I have come, in my own journey, to equate Brazilian Jiu-Jitsu with music. There are only so many individual notes you can play. But, when you place them in different combinations, the possibilities that can result are most definitely endless.

Every last roll, or match, is like its own song. The pace can be slow and methodical, maybe even boring, or fast and frenetic, maybe even insane. One can be vastly different from another; you could also get one that sounds exactly like the next. It can be relaxed, soothing or playful. It can also be hard, forceful and intense. It’s all left up to you: what kind of experience do you want to create?

I trained in 2 styles of Karate for 4 years. I have nothing but love for my teachers, but looking back I realize that I had never felt truly confident, either in what I was doing, or in myself. I was getting pretty slick at performing kata, but after 6 months of not training, I had pretty much forgotten all of it.

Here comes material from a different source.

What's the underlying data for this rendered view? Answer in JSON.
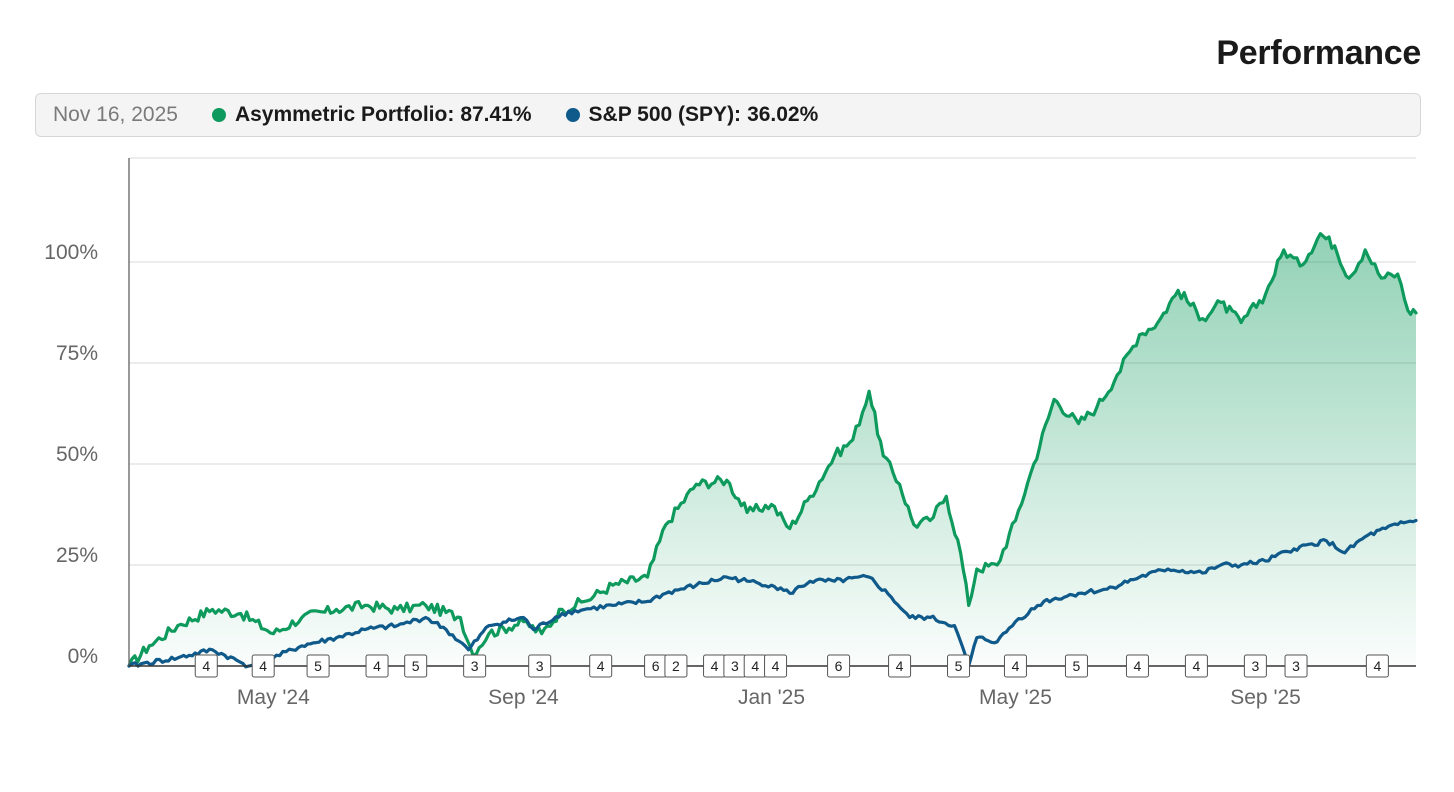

What I have found in Brazilian Jiu-Jitsu is, no disrespect meant towards Karate or any Traditional Martial Art (TMA), something that works. It’s that functionality which first drew me in – and this is the kind of realization that usually only comes with getting choked out. If, as John Keats said, truth is beauty…then beauty is Brazilian Jiu-Jitsu.

Maybe I still haven’t really found that confidence that I was missing when I trained Karate – I don’t think it’s for me to say. What I can say is that I’ve come a pretty long way in the two years since I started training.

I think I see myself in so many guys that walk into our gym. I see guys who may have trained in something else, usually a TMA or even some “MMA” gym. I can see that when they start their first class, they are in the same place I was. I hope that I can be a good enough example to them, that they can see for themselves what Jiu-Jitsu can offer.